Terra, the second-largest DeFi protocol, and its native token Luna have experienced significant growth over the past years, attracting the attention of many crypto investors. If you are currently holding Luna and are looking for a way to make the most out of your investment, staking is a good option to consider. By staking your Luna, not only will you gain governance rights on the Terra network, but you’ll also be able to generate some passive income.
In this guide we’ll give you a brief introduction to Luna and walk you through the steps you need to follow to stake LUNA to earn interest and rewards.
Terra And Luna At A Glance
Terra is an open-source, proof-of-stake blockchain network that was founded by Terraform Labs. Its mission is to create a payment ecosystem that makes crypto payments accessible to all. It powers the Terra (UST) stable coin, which tracks the price of fiat currencies, and Luna its governance token, which is burned to mint new UST tokens. This way, Luna helps keep a balance of supply and demand for the Terra stable coin and reduces its volatility.
Luna is quickly becoming popular among crypto investors. Like in other PoS networks, the Luna token can be put up at stake in order to validate transactions on the blockchain. This crypto staking process keeps the network secure and running smoothly and benefits validators who receive rewards for their contribution to the blockchain. Staking Luna is also used for the governance of the Terra network, since staked Luna is used to vote on proposals. Each staked token is equivalent to one vote.
By bonding Luna, you can also benefit from receiving airdrops. When Terra launches new apps and tokens, LUNA stakers receive some of these for free, based on the size of their stake.
How does Luna Staking Work?
Staking allows you to generate earnings using the crypto you already own while contributing to the Terra protocol. You can do this directly by becoming a validator or by delegating your tokens to a validator’s pool. Validators contribute in adding blocks to the blockchain, but the protocol only allows the top 130 validators to participate. This rank is based on the size of the validator’s stake. Therefore the more coins at stake, the higher the chances of being selected, in turn earning rewards.
So, where do these rewards come from? Transaction fees, both gas and swap fees. These fees are distributed to delegators by validators based on the amount of Luna they have put up at stake. At the same time, validators earn by keeping a commission, or a portion of the rewards, to compensate for their services.
If you want to get involved in staking and earn a passive income, all you have to do is to lock your LUNA tokens in a staking pool. This is more frequently done by delegating them to a validator, since running your own validation node requires specialized systems and more expertise. By putting up your tokens at stake in a staking pool, you’ll earn interest and a share of any rewards obtained by the validator.

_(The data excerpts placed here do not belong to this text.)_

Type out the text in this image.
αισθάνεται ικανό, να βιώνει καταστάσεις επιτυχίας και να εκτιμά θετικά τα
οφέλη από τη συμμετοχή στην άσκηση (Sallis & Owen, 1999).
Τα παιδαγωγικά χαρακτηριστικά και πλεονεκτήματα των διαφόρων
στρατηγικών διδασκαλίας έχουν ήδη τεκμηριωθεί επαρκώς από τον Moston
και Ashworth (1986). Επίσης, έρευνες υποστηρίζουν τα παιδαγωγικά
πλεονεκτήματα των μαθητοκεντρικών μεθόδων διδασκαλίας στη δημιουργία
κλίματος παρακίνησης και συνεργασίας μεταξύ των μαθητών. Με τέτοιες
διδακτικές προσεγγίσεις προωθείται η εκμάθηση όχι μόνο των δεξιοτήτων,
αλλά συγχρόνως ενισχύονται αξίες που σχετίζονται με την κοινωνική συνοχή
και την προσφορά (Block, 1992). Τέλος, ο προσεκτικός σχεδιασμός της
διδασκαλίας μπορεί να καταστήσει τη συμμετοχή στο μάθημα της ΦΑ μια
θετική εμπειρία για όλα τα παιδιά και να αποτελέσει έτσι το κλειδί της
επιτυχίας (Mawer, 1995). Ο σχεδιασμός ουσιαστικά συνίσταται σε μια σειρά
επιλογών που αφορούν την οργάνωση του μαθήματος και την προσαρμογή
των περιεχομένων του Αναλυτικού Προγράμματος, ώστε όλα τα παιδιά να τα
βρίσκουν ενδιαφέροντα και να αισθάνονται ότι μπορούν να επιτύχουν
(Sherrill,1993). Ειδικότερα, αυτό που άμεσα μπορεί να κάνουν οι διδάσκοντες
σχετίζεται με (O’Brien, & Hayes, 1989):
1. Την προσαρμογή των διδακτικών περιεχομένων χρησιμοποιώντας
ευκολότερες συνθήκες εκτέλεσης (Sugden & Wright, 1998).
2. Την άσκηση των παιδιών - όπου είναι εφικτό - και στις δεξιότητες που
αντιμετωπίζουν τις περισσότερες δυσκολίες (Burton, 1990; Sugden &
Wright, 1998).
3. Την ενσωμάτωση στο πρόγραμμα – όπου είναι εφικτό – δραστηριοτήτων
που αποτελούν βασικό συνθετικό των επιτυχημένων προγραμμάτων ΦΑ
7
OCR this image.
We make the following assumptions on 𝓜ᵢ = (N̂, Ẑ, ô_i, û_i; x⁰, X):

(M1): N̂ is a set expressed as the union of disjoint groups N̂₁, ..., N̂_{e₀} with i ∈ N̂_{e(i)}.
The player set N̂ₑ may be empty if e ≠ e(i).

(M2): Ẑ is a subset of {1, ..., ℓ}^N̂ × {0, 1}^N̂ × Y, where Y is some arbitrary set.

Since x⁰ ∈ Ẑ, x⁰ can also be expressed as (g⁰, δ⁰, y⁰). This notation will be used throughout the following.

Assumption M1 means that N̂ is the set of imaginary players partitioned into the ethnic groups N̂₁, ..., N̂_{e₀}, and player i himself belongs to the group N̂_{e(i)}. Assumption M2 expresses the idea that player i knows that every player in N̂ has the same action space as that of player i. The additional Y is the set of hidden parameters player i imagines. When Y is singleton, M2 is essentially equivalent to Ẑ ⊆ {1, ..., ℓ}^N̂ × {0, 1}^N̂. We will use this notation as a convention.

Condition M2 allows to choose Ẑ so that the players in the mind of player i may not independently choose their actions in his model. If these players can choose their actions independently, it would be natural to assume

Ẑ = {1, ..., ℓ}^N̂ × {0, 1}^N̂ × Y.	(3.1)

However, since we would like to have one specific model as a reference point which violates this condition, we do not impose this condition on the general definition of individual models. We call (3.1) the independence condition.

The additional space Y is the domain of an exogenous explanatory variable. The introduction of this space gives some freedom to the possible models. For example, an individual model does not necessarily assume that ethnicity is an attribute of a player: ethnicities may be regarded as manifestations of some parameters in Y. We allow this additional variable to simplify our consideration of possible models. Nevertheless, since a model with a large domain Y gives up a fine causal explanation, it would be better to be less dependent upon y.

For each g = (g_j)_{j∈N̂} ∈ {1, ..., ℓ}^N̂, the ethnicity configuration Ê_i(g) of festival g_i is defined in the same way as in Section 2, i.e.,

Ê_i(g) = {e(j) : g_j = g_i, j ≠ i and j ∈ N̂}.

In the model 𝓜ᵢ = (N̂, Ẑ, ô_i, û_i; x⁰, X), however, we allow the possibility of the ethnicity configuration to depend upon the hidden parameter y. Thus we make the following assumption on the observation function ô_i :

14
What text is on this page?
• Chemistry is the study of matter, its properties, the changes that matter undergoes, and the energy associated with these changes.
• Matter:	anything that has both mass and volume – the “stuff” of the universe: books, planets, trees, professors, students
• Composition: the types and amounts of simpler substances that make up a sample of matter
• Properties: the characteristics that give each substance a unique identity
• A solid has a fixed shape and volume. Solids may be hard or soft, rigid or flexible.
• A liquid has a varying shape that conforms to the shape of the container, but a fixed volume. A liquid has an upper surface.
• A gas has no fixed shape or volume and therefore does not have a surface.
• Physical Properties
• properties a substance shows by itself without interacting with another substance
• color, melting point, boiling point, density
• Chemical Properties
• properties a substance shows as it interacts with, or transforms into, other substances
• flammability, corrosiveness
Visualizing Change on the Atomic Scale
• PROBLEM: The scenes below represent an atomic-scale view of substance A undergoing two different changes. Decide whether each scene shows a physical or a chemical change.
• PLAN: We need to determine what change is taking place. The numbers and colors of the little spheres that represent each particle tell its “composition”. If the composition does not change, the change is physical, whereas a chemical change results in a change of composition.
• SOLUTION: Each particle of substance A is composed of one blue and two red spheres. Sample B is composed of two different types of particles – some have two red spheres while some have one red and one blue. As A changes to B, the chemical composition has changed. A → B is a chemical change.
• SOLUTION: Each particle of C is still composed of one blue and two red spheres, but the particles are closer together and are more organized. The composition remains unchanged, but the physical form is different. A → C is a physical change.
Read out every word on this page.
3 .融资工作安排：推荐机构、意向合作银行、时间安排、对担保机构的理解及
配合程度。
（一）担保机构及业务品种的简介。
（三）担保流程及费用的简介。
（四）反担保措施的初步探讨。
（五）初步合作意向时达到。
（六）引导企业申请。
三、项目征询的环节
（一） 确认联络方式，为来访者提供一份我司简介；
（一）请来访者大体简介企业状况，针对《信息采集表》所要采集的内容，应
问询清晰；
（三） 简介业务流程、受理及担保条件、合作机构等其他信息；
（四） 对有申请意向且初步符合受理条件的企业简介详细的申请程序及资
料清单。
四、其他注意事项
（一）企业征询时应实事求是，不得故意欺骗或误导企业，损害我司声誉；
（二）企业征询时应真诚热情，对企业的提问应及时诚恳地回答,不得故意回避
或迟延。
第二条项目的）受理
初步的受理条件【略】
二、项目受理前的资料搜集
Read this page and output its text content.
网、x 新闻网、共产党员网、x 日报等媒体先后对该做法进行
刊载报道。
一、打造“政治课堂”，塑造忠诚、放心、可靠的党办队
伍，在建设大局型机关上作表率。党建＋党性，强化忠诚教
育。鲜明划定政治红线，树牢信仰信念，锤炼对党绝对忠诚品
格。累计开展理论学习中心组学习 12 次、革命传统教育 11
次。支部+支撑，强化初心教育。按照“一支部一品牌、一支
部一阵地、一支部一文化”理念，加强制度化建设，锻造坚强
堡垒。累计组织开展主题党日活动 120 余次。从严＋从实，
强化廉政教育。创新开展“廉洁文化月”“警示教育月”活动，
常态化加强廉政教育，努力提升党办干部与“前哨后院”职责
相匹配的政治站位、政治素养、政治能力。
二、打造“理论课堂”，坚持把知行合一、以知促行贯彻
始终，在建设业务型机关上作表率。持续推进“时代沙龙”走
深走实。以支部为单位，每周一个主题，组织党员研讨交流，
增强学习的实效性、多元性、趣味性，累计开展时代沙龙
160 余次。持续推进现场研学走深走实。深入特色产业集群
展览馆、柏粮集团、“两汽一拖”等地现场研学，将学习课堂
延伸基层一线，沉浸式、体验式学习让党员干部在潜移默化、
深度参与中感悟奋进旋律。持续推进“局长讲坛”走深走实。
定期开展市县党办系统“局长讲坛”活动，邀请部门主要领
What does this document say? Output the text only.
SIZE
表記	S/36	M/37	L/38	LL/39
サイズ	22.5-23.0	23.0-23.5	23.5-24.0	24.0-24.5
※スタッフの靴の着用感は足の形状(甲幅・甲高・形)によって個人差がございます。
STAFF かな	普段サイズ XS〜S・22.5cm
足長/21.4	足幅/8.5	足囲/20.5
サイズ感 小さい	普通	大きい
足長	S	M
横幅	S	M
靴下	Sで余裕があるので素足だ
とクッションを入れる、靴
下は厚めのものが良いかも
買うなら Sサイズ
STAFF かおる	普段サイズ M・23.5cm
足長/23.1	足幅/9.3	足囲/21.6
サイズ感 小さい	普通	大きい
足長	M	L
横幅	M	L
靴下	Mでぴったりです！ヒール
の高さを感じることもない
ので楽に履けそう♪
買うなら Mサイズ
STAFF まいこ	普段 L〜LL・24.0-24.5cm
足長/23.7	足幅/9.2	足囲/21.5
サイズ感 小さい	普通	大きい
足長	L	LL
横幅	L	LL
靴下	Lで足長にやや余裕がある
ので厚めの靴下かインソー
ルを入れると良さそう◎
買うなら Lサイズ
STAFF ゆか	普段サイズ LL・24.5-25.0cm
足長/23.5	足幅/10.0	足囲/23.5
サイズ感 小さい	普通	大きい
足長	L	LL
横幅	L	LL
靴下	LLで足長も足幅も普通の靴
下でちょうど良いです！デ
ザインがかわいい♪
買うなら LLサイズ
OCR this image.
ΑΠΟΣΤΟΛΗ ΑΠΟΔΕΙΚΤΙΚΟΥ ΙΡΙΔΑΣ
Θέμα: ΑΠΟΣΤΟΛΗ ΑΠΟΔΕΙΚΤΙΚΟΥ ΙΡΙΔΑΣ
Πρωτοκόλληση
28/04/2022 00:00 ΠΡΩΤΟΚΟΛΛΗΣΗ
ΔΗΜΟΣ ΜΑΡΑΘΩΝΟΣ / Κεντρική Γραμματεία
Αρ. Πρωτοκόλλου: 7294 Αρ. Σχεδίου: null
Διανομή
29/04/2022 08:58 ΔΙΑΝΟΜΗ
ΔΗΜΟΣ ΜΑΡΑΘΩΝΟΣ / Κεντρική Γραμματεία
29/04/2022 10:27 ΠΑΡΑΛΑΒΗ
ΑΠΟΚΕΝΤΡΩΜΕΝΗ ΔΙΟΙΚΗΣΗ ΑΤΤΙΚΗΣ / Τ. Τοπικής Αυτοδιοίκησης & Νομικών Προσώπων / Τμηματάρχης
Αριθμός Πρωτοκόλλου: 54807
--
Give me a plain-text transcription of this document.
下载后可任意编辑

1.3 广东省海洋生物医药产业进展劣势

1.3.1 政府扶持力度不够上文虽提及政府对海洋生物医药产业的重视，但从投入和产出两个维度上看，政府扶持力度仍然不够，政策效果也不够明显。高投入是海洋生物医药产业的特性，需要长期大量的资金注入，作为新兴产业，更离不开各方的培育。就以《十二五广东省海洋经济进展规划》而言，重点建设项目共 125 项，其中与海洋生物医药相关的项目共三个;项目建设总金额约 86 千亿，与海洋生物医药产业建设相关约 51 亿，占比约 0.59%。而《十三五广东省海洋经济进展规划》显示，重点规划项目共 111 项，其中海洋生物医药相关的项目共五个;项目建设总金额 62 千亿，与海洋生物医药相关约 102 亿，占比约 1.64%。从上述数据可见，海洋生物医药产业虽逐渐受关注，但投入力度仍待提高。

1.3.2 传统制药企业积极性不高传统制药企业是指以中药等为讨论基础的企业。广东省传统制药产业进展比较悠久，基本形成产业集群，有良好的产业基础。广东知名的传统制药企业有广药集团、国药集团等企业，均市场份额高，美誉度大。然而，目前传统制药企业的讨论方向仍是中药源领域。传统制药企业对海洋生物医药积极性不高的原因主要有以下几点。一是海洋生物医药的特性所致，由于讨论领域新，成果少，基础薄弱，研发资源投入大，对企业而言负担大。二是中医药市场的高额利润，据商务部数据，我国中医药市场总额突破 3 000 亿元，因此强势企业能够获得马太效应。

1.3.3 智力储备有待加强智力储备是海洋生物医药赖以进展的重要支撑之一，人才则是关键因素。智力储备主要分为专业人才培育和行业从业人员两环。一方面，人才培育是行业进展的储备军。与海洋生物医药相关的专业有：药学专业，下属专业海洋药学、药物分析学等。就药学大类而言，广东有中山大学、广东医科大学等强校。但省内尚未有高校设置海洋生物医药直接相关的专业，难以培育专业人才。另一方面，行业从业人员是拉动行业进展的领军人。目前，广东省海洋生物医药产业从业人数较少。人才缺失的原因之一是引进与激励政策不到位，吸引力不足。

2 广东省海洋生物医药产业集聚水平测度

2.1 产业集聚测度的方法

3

How to stake Luna on Terra Station?
While some exchanges offer Luna staking, we are going to focus on how you can easily stake Luna tokens using the Terra network’s official desktop wallet, Terra Station.
Set-up Your Terra Station Wallet
To get started you’ll need to download the Terra Station desktop app, which is available for MacOS, Windows and Linux. Next, you’ll need to open the app and create a wallet. This can be done in a matter of minutes, just click on “New wallet”, set a wallet name and password and safely record your 24-word seed phrase. Then just confirm your seed phrase and you’ll be ready to go.
Transfer Luna to Terra Station
Next, you need to transfer your Luna tokens to your new wallet from the exchanges you used to purchase them or from the wallet you are using to store them.
To start staking, you’ll first need to choose a validator. You can find the available validators from the Staking tab on Terra Station. Just select the validator of your preference, set the amount you want to stake and that’s it.If you change your mind about your choice of validator, Terra allows you to redelegate your staked Luna using the Terra Station redelegate option.
If you so prefer, you can unstake or undelegate your Luna tokens at any time using the undelegate function on the wallet. However, you should keep in mind that the unstaking process takes 21 days and can’t be stopped once started. Unstaking will also cause you to miss out on any staking rewards.
Are There Any Risks To Staking Luna?
Crypto assets are volatile and like with any other investment, crypto staking does imply some risk. Slashing, or the malicious destruction of a validator’s stake as a result of censoring or invalid transactions, can result in losses for all involved in a validator pool.
Terra is a fast growing blockchain network and powers stable coins and its native token Luna. If you are looking to make the most out of your Luna, staking your tokens will help you gain governance rights, earn rewards and contribute to the network.